Тот, кто держит за руку
Шрифт:
Эй, парень! — опасливо трогает его за плечо Потертые Джинсы. — С тобой все хорошо?
Мне, наверное, стоило сделать это первому, но я не могу отвести глаз от женщины на пассажирском сидении: она находится в странном изломанном положении, словно картонная кукла на шарнирах, которую капризный ребенок неестественно изогнул в самых неожиданных местах, и ее голова, покоившаяся на передней панели, залита кровью так сильно, так что я практически не могу различить ее лица.

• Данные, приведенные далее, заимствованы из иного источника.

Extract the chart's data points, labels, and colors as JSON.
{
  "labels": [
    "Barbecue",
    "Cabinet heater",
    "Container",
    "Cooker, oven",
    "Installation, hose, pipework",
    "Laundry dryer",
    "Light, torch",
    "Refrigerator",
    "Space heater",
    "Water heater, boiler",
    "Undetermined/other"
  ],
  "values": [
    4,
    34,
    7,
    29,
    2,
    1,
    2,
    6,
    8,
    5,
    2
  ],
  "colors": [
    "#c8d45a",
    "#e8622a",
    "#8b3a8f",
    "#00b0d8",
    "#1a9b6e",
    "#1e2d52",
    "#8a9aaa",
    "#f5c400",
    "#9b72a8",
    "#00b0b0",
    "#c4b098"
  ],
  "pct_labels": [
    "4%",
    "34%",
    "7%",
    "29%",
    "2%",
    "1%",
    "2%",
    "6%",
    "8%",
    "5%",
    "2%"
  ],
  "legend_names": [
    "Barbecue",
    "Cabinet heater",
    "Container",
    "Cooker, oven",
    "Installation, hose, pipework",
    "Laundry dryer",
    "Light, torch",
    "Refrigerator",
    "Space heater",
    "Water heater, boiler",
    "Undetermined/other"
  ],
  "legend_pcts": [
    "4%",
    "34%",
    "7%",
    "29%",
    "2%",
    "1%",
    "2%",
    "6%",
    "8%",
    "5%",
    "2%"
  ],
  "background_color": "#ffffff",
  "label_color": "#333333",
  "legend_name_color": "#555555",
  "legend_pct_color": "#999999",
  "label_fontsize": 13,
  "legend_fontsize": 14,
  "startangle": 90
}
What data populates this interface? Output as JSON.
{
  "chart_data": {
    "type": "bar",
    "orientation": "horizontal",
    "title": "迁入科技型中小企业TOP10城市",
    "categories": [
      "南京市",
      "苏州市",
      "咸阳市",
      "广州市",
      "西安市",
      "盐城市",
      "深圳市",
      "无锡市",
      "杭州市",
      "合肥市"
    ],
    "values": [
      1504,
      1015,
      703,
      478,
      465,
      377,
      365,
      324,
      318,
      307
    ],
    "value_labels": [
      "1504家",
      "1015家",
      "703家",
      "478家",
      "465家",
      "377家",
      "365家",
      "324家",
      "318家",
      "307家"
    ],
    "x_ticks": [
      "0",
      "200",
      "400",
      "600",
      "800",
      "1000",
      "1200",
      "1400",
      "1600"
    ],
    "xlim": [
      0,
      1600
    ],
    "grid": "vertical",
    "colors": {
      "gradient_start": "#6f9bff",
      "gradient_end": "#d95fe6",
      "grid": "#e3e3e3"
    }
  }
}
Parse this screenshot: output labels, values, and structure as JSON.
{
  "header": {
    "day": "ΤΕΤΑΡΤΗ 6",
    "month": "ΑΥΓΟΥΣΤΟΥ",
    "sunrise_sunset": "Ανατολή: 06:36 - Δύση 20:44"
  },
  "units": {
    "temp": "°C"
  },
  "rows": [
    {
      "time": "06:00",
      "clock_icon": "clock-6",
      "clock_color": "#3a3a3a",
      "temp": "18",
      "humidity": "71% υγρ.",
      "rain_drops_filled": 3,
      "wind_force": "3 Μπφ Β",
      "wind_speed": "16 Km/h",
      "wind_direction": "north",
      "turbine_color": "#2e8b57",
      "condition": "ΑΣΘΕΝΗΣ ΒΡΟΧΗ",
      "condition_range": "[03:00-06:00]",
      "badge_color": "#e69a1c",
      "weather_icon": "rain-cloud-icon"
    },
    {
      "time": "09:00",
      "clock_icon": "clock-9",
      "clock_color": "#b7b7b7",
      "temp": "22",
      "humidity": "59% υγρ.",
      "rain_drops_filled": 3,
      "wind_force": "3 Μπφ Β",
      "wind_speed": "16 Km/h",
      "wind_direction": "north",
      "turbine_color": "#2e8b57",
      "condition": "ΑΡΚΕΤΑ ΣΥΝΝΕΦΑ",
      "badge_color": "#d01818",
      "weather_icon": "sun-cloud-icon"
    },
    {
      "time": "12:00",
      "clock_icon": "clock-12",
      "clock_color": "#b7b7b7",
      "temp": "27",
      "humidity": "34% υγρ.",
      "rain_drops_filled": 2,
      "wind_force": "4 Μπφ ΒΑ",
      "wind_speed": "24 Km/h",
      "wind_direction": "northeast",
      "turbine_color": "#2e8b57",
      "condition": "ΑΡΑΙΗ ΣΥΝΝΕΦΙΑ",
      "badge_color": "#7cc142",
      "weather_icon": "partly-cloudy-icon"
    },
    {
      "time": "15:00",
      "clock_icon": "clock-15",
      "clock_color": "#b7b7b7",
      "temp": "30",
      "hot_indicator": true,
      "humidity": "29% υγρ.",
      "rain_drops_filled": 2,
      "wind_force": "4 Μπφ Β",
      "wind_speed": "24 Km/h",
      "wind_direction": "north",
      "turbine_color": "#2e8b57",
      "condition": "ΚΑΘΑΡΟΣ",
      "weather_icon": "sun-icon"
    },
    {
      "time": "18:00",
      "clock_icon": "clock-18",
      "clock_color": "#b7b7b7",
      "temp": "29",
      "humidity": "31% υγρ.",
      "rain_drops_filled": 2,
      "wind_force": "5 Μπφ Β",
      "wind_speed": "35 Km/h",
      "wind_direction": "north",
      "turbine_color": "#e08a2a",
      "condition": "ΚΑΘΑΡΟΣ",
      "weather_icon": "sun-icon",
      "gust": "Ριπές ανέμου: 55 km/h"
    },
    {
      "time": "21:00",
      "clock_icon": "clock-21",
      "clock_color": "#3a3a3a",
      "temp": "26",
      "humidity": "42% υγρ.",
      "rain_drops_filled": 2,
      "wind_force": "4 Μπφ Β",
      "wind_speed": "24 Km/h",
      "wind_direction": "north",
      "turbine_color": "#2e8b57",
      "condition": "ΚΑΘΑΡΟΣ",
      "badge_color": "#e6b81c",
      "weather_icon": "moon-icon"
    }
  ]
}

Не знаю, что произошло, — отвлекает меня от созерцания незнакомки голос ее спутника. — Я не
Ты можешь выйти? — снова интересуется Потертые Джинсы. — У тебя кровь в волосах…
Я не знаю… не знаю, — продолжает лепетать тот, ощупывая свои волосы. — Я попробую…
Он неуверенно шевелится, словно человек находящийся в трансе или испытывающий приступ острого лунатизма, а потом при помощи тех же Потертых Джинс осторожно вылезает наружу, поддерживаемый его хилой рукой. Сам-то пострадавший отличается крепким накачанным телом спортсмена с отлично развитой мускулатурой, нарастить которую, как отмечаю я про себя, стоит немалых усилий, и мысль эта мгновенно вызывает волну антипатии, подступившей к горлу подобно изжоге. Я тяжело сглатываю, а потом наконец выхожу из своей задумчивой созерцательности, увидев, как дверь со стороны незнакомки тоже распахивается и чьи-то волосатые руки тянутся к ней.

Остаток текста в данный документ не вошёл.